Il faut des événements vraiment extraordinaires, comme ce que nous avons vu ces derniers jours, pour que de nombreux acteurs différents impliqués dans SWIFT décident de fermer une banque. Cependant, la possibilité d’imposer une telle pénalité n’est possible que parce que SWIFT est essentiel à l’économie mondiale.

Et cela semble bientôt changer.

SWIFT n’a été utilisé pour sanctionner que deux fois dans son histoire. D’abord, en 2012, en excluant l’Iran de son programme nucléaire. Elle a frappé très durement son économie et son commerce international. Et ça a déclenché autre chose. En 2012, la Chine a commencé le développement de son propre système de messagerie financière. CIPS (qui signifie Cross Border Interbank Payment System) était en 2015. Administré par la Banque populaire de Chine, son utilisation internationale à ce jour est principalement limitée aux transactions entre Hong Kong et la Chine.

En 2014, la Russie a été menacée d’exclusion de SWIFT lors de la crise de Crimée. Bien que la sanction n’ait pas eu lieu, quelque chose d’autre s’est produit. La Banque centrale russe a commencé le développement du SPFS (Financial Message Transfer System), en utilisant la même technologie disponible pour SWIFT et CIPS. Lancé en 2017, il bénéficie actuellement d’un degré élevé d’adoption locale, ainsi que d’un accès au SPFS depuis les filiales de grandes banques russes en Allemagne et en Suisse.

En termes absolus, l’expansion internationale des deux systèmes est encore minime. Cependant, les sanctions actuelles vont certainement accélérer le développement de ces systèmes alternatifs, ainsi que leur volonté de les interconnecter.
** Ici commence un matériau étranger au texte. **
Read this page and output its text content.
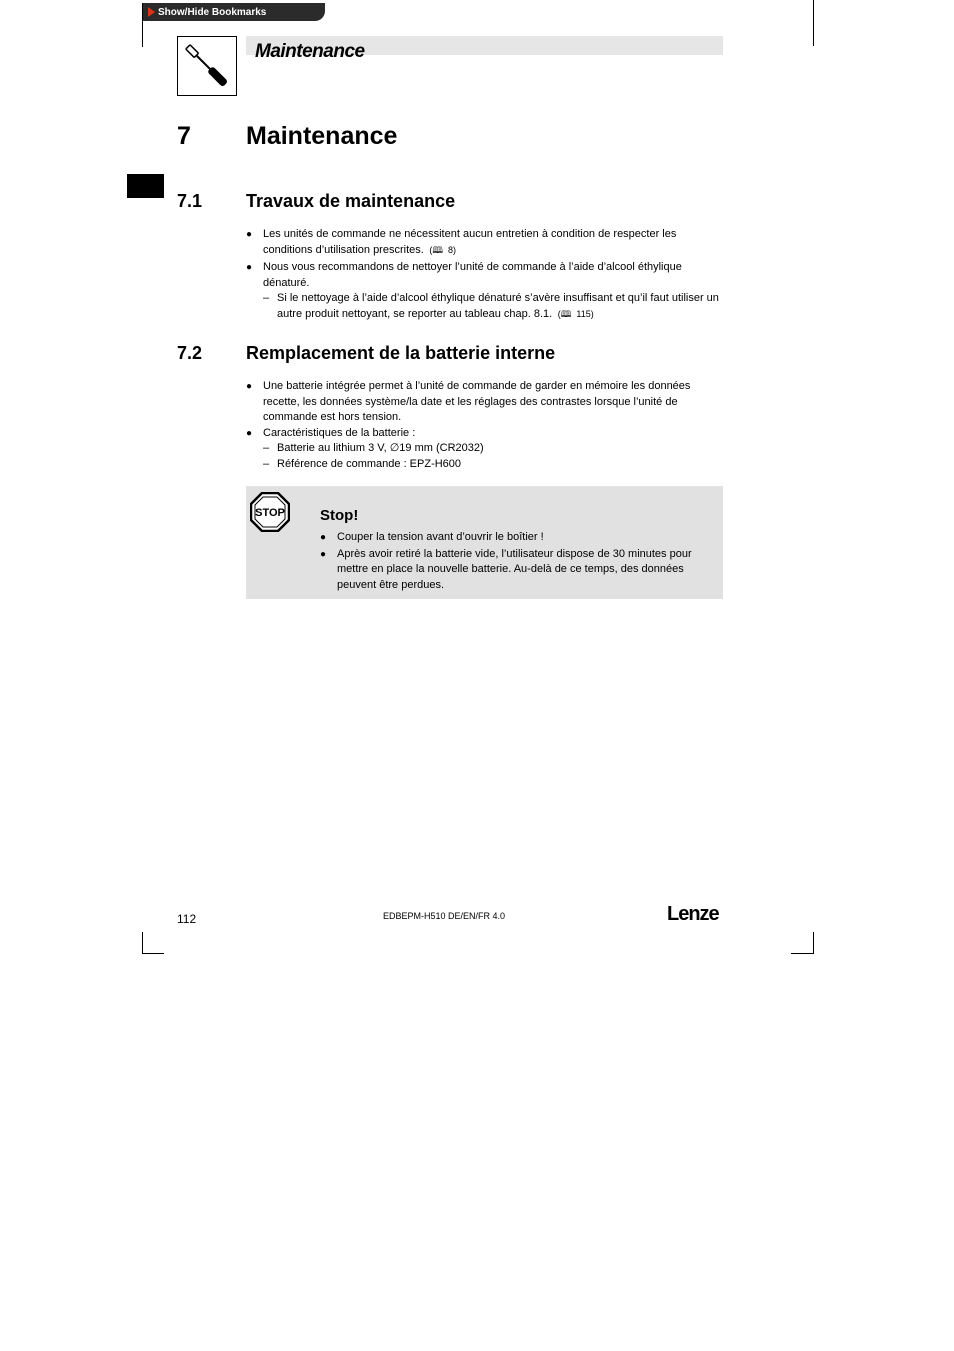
Show/Hide Bookmarks
Maintenance
7 Maintenance
7.1 Travaux de maintenance
● Les unités de commande ne nécessitent aucun entretien à condition de respecter les conditions d’utilisation prescrites.  (🕮 8)
● Nous vous recommandons de nettoyer l’unité de commande à l’aide d’alcool éthylique dénaturé.
– Si le nettoyage à l’aide d’alcool éthylique dénaturé s’avère insuffisant et qu’il faut utiliser un autre produit nettoyant, se reporter au tableau chap. 8.1.  (🕮 115)
7.2 Remplacement de la batterie interne
● Une batterie intégrée permet à l’unité de commande de garder en mémoire les données recette, les données système/la date et les réglages des contrastes lorsque l’unité de commande est hors tension.
● Caractéristiques de la batterie :
– Batterie au lithium 3 V, ∅19 mm (CR2032)
– Référence de commande : EPZ-H600
STOP Stop!
● Couper la tension avant d’ouvrir le boîtier !
● Après avoir retiré la batterie vide, l’utilisateur dispose de 30 minutes pour mettre en place la nouvelle batterie. Au-delà de ce temps, des données peuvent être perdues.
112	EDBEPM-H510 DE/EN/FR 4.0	Lenze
La rapidité avec laquelle ils pourraient se connecter à d’autres systèmes, ou la facilité avec laquelle une interconnexion théorique des systèmes russes et chinois serait en cas de crise, ne peut être que spéculée. Mais c’est un scénario qu’il faut craindre. Non seulement parce qu’elle limite notre capacité future à l’utiliser pour sanctionner, mais aussi parce que l’absence d’un système unique, global et agnostique peut avoir des conséquences sur l’économie mondiale.

Supposons que SWIFT ne soit plus le système de messagerie mondial préféré. Si tel est le cas, nous devrons réfléchir attentivement à la manière dont les flux monétaires internationaux seront gérés à l’avenir et à ce qu’il adviendra du coût de toute transaction financière. La décision de 1973 de développer un système mondial et ouvert a eu pour conséquence extraordinaire de limiter le coût des transactions internationales, maximisant ainsi leur nombre. Les systèmes concurrents entraîneront des coûts plus élevés et donc, en termes comparatifs, moins de transactions. À moins, bien sûr, que nous trouvions de nouvelles façons de créer un système véritablement mondial et agnostique.

Tous les yeux seront rivés sur une nouvelle technologie blockchain. En théorie, il a tous les ingrédients nécessaires pour permettre un tel système. Mais, comme en 1973, cela dépendra de la volonté des acteurs concernés, c’est-à-dire des banques centrales, de céder le pouvoir local pour favoriser une solution véritablement mondiale. Cela semble être un travail presque impossible. Mais si nous voulons éviter de créer des barrières (technologiques) permanentes dans le système de paiement mondial, nous devrons commencer à travailler dès maintenant pour sauvegarder un avenir financier mondial uni.